Shane Sparks is an American hip-hop choreographer, best known for his works on “So You Think You Can Dance”. Shane Sparks noticed his talent for teaching dance when he started teaching from his own back garden. Sparks said dance became a bigger part of his life after the murder of his sister’s boyfriend, as it became a way for him to escape and feel safe. Sparks began making a name for himself as a well-respected, famed choreographer after his move to Los Angeles, California. It took him a lot of hard work, but when he started working as a choreographer on the US TV talent search, “So You Think You Can Dance”, his career really took off. Earning a multitude of credits and awards, his passion for dance is clear and people of all ages and races admire his style of dance and attitude towards it.
The piece shown in this video above is one of Sparks’ works for “So You Think You Can Dance”. It is a hip-hop piece but with a slight contemporary twist. I really like the style of this piece. It is altogether very modern but there are aspects from previous practitioners in the theatricality of this piece, such as Bob Fosse and Pina Bausch.
There is a lot of unison in this piece, particularly in the separate groupings of dancers. They seem to be portraying a dance battle of sorts, each trying to out do and scare the opposition. Also there is canon used during this piece, taking certain highlights in the music where opportunities for canon is used. This is seen at 0:51 and 1:27.
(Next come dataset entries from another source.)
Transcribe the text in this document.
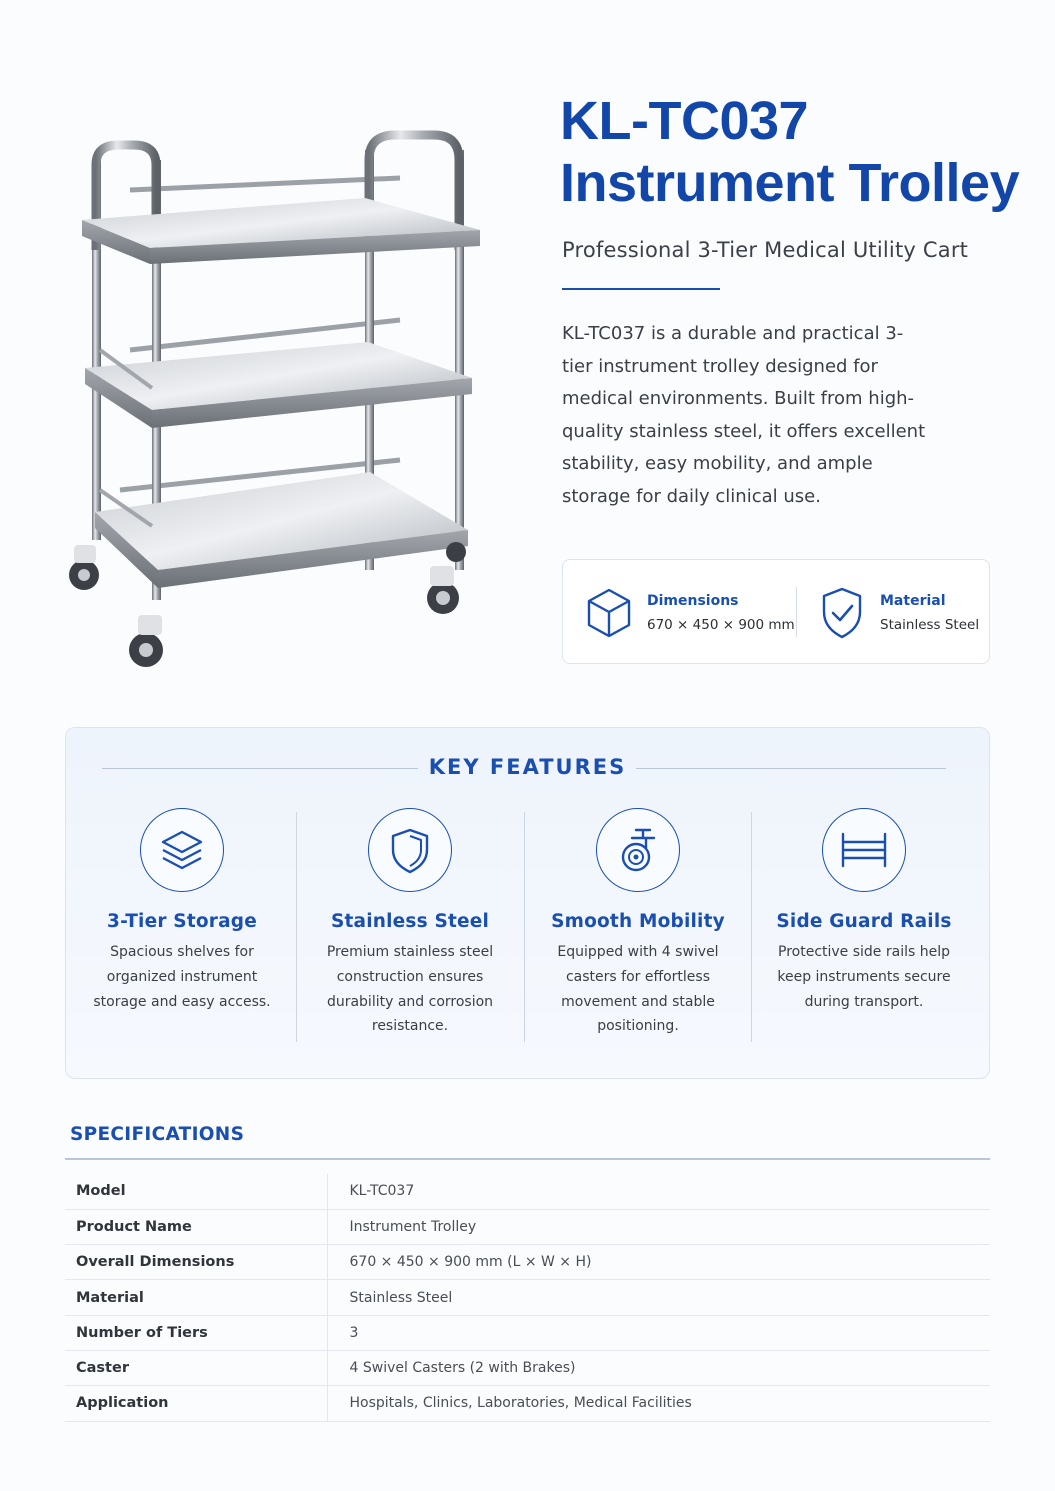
KL-TC037
Instrument Trolley
Professional 3-Tier Medical Utility Cart
KL-TC037 is a durable and practical 3-tier instrument trolley designed for medical environments. Built from high-quality stainless steel, it offers excellent stability, easy mobility, and ample storage for daily clinical use.
Dimensions
670 × 450 × 900 mm
Material
Stainless Steel
KEY FEATURES
3-Tier Storage
Spacious shelves for organized instrument storage and easy access.
Stainless Steel
Premium stainless steel construction ensures durability and corrosion resistance.
Smooth Mobility
Equipped with 4 swivel casters for effortless movement and stable positioning.
Side Guard Rails
Protective side rails help keep instruments secure during transport.
SPECIFICATIONS
Model	KL-TC037
Product Name	Instrument Trolley
Overall Dimensions	670 × 450 × 900 mm (L × W × H)
Material	Stainless Steel
Number of Tiers	3
Caster	4 Swivel Casters (2 with Brakes)
Application	Hospitals, Clinics, Laboratories, Medical Facilities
For my own inspiration taken from this piece, I can take the battle aspect of it. In the script we are portraying, The Trojan Women, the Trojan’s and Greek’s have been at war. I can use the basic emotion behind this piece, the want to beat someone, and use this in my own portrayal of choreography when dancing a scene where this can be used.
I particularly like the start of this piece, where the 3 girls are dancing in a staccato style. They remind me of dolls being manoeuvred as opposed to women dancing freely. I also like the way this piece uses the highlights in the music to enhance the dance, even though the music itself is not really what you would expect a piece like this to be danced to. It is primarily violins, which isn’t a typical hip-hop instrument, but with the added drum beats among other additions, it turns the music into something you can dance hip-hop to.
I also like the way each group gets it’s highlight section of the piece. It’s not all centred around one group of dancers and gives each group a chance to show off their dance skills, which every dancer wants to do. It also adds dynamics to the piece as you get to look around the stage, there isn’t just one group of people to look at and each group has something slightly different to offer the audience, in relation to the choreography.